Costruzione del recinto Âge du fer 2 et Antiquité (≈ 212)
Periodo stimato di costruzione del monumento.
6 février 1980
Registrazione Monumento storico
Registrazione Monumento storico 6 février 1980 (≈ 1980)
Protezione ufficiale con decreto ministeriale.
Aujourd'hui
Aujourd'hui
Aujourd'hui Aujourd'hui (≈ 2025)
Position de référence.
Patrimonio
Incinta romana (caso AD 61-65): entrata per ordine del 6 febbraio 1980
Origine e storia
Il recinto romano di Saint-Gence è un monumento storico situato nel comune di Saint-Gence, Haute-Vienne (Nouvelle-Aquitaine). Questo sito, risalente all'età del ferro 2 e all'antichità, illustra l'importanza delle fortificazioni durante questi periodi, spesso legati alla protezione delle popolazioni e delle risorse locali. I resti conservati, anche se parzialmente documentati, offrono una panoramica delle tecniche di costruzione e dell'organizzazione spaziale degli habitat protostorici e antichi in questa regione.
I forum di quel tempo sono stati generalmente utilizzati come rifugio per le comunità in caso di conflitto o insicurezza. Erano spesso associati a attività agricole, artigianali e commerciali, riflettendo una società organizzata attorno alla difesa collettiva e alla gestione territoriale. In Limousin, una regione ora integrata nella Nuova Aquitania, queste strutture riflettono gli scambi culturali e le influenze progressive romane sulla popolazione gautica.
L'involucro di Saint-Gence è stato elencato come monumento storico con decreto del 6 febbraio 1980, riconoscendo così il suo valore di patrimonio. Gli elementi protetti corrispondono a una specifica porzione catastale (cadastre AD 61 a 65), anche se i dettagli architettonici o gli scavi archeologici non sono esplicitamente descritti nelle fonti disponibili. La posizione del sito, vicino a Frédéric Mistral Street, è considerata soddisfacente, facilitandone l'identificazione geografica.
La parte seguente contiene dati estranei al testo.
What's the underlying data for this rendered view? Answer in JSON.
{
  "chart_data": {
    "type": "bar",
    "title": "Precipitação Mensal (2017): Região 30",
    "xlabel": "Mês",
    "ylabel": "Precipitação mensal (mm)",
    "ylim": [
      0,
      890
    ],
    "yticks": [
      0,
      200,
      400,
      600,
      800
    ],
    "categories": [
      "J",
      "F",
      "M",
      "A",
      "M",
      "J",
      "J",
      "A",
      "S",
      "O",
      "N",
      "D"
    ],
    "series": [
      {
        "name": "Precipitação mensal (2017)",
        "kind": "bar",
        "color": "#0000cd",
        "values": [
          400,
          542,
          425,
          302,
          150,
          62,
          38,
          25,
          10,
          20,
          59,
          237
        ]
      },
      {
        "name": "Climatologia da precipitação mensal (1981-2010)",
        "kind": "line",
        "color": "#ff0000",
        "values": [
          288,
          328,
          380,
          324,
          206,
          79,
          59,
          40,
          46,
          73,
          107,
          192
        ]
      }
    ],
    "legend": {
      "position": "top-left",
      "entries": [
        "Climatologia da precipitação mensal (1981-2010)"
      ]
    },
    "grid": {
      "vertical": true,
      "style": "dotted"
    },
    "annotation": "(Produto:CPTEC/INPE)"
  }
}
Le informazioni pratiche sull'accesso al pubblico, come le visite o i servizi associati, non sono menzionate nelle fonti consultate. Tuttavia, il suo status di monumento storico suggerisce un certo interesse a preservare e valorizzare questo patrimonio locale, in un contesto in cui i resti antichi sono relativamente rari e preziosi per comprendere la storia regionale.